Posts for:  October 2010

The Music of Baseball

Cliff Lee, pitching for the Phillies in the 2009 World Series


As a kid, my husband Tom played shortstop and slugged home runs in the Little League. He never grew tall enough to become a professional baseball player, but he retained a great love of the game, and during our early married life in Columbus, Ohio, he always had the radio tuned to the “Cincinnati Reds Radio Network.” As the mother of two little girls who were into ballet and Laura Ingalls Wilder, I tuned out the play-by-play commentary, although the sausage jingle for Kahn’s “Big Red Smokies” still sticks in my head.

It wasn’t until we moved to Philadelphia that I started noticing baseball. It couldn’t be helped; I succumbed to the constant barrage –- jerseys, stickers, car antenna pennants, caps, shirts, and talk, talk, talk -– of Phillies this, Phillies that, especially during the ‘08 and ‘09 World Series, when Phillies fandom reached fever pitch. I tuned in, and fell in love with the grace of baseball when then-Philly pitcher Cliff Lee fielded a ground ball behind his back and shrugged as if to say, “hey, that was as easy to play as a C-major scale.”

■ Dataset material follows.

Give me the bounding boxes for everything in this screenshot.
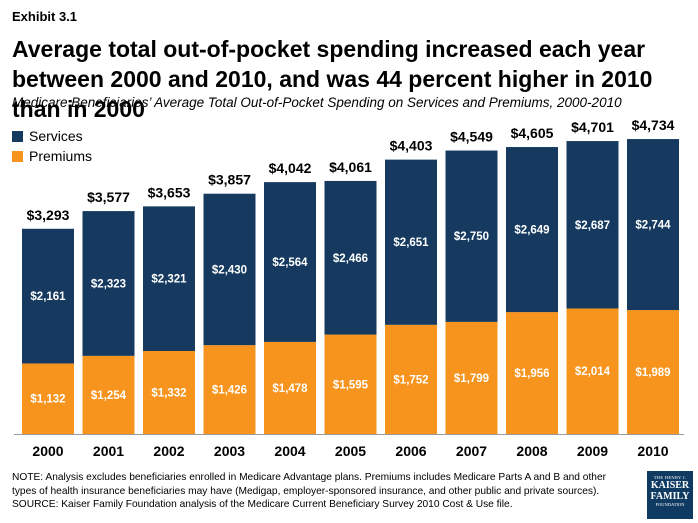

I began to understand the suspense of baseball, began to see that watching a pitcher is like hearing a great concert pianist perform. The audience expectation is high and the anticipation palpable right before the wind-up/the first chord. The delivery is quick and immediately telling – one must be absolutely accurate in the strike zone/in playing the right notes. Predictability is fatal for both. A pitcher must vary his rhythm and the kinds of pitches he throws so the batter can’t get a hit off of him. A pianist must vary her phrasing and tempos, or her audience will fall asleep and not be moved. A pitcher collaborates with his catcher; a pianist with an orchestra or a singer or an instrumentalist. Both pitcher and solo pianist must possess the mental toughness of a general.

And when they blunder?

Three days ago, Cliff Lee, starting in Game One of the 2010 World Series, but this time in a Texas Rangers jersey, pitched a game that did not go his way at all. He gave up seven runs and was pulled out of the game after only four innings. Camera shots of him sitting in the dugout showed him stoically watching his team disintegrate. The “machine,” his catcher Benjie Molina reminded the press, was “just a human being, like all of us.”

And here the parallel continues. All performers are human, and some concerts will be duds. But when everything lines up, when practice, talent and hard work conjoin with inspiration, a good instrument, fine acoustics, and right timing, the thrill of that performance is like the thrill of an exciting post-season game –- unique in the moment and to be savored forever.